The waitress placed our food on the table and refilled our glasses.
I took a bite of my po’boy and almost moaned in pleasu
re. The Please You’s homemade onion rings were far and away the best in New Orleans. I made a puddle of ketchup on my plate and dragged an onion ring through it. “The only person who can explain why she didn’t cash it, though, is Mona.”
“You don’t really think she’s still alive, do you?”
I shook my head. “She’s been missing for three days, Abby. There’s no reason I can think of why anyone would kidnap her. It’s not like she’s got money for a ransom, or her family. And kidnapping her didn’t stop the protests at St. Anselm’s, either—if anything, it would mean more negative publicity for the church.” I chewed another bite of my po’boy.
Abby nodded. “Leader of church protest disappears.”
“And Ed Browning—he’s one of the protesters I just met with at the church—he’s convinced the archbishop is behind it.” I went on, “And I’m sure a lot of people would believe it.”

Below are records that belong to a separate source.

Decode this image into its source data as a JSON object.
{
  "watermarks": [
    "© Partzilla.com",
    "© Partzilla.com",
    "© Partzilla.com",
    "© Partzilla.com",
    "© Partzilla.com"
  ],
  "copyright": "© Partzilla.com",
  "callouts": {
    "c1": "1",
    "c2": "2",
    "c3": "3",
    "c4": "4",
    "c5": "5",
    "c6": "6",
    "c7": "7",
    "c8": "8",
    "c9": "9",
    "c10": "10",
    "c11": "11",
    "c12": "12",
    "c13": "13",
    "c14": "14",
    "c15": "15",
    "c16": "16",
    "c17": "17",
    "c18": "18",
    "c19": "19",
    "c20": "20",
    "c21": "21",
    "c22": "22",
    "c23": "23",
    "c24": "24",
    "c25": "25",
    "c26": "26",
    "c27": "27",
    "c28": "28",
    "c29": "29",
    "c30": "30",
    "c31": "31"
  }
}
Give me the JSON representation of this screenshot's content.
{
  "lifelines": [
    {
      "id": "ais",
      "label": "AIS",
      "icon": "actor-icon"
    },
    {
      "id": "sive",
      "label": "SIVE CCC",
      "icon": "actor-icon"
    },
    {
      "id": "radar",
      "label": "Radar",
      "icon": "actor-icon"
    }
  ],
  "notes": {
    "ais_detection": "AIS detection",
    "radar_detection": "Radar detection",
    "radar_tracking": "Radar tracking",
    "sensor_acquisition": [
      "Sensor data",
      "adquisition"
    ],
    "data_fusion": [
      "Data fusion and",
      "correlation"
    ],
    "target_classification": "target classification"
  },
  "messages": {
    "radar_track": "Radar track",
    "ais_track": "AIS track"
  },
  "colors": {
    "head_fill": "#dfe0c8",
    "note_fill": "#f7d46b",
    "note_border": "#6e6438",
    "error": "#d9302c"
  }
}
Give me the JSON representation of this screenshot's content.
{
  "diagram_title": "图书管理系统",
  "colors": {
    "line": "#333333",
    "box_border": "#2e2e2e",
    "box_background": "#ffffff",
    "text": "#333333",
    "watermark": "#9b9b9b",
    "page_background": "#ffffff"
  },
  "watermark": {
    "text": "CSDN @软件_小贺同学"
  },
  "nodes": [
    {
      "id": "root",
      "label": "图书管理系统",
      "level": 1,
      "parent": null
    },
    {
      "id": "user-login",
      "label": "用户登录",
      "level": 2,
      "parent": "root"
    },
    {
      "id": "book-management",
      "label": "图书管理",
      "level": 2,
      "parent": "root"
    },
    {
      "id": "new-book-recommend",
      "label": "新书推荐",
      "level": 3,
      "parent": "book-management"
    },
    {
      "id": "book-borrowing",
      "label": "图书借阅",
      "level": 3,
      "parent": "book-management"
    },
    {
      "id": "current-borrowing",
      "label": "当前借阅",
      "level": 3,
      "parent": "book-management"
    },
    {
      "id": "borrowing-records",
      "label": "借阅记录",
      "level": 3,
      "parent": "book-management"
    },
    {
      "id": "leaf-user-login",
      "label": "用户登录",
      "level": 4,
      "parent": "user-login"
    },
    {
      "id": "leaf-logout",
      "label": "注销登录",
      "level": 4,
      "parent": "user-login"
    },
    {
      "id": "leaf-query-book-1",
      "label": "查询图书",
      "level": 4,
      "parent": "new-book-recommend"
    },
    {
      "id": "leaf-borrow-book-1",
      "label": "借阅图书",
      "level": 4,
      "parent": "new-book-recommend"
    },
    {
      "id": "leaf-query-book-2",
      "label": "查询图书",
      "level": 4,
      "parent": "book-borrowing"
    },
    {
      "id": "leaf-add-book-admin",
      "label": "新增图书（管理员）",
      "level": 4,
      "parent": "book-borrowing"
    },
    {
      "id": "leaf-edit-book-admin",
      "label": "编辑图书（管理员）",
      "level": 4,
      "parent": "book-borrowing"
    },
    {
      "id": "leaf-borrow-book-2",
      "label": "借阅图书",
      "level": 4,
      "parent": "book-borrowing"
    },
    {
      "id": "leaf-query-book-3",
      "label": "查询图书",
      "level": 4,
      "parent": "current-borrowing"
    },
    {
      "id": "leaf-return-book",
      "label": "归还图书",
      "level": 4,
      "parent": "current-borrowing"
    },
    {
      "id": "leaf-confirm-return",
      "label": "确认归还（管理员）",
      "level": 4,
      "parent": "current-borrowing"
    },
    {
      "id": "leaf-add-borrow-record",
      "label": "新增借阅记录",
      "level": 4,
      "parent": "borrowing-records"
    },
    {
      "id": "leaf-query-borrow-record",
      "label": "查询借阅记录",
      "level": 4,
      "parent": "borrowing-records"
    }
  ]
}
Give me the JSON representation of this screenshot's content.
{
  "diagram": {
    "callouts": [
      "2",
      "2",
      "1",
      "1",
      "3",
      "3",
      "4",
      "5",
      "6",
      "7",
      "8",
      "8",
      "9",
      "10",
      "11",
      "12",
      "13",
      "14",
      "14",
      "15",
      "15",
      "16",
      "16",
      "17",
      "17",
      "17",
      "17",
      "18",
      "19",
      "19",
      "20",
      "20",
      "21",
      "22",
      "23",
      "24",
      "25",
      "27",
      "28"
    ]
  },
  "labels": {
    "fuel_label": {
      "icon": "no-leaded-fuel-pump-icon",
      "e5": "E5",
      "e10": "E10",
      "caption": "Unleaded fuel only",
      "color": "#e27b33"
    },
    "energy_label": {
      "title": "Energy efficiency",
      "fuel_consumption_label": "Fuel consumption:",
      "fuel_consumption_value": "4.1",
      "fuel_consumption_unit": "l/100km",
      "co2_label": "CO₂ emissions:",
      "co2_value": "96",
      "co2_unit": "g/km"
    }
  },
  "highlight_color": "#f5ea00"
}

“He’s not exactly a popular man in town. And it’s not like Archbishop Pugh hasn’t been involved in a massive cover-up before.”
I stared at her for a moment and closed my eyes. “Let me guess—kids molested by priests?”
“It’s almost a cliché, isn’t it?” She shook her head, muffling a burp behind her hand. “But yes. Archbishop Pugh was heavily involved in one of those scandals when he was in Baltimore. Two of the priests he covered for were eventually arrested years later, that’s why Pugh was moved out of Baltimore and brought here…Pugh paid out a lot of money covering up for those bastards in Baltimore, and they molested God only knows how many other kids after they were reassigned from there.” She scowled. “I just don’t understand that mentality. Why would the Church cover up for child molesters? I mean, it’s disgusting.”
“Well, I’m sure they thought they were protecting the Church, and that’s the most important thing to them.” I frowned. “It’s good to know the archbishop has no problem with circumventing the law,” I said. “But kidnapping someone?”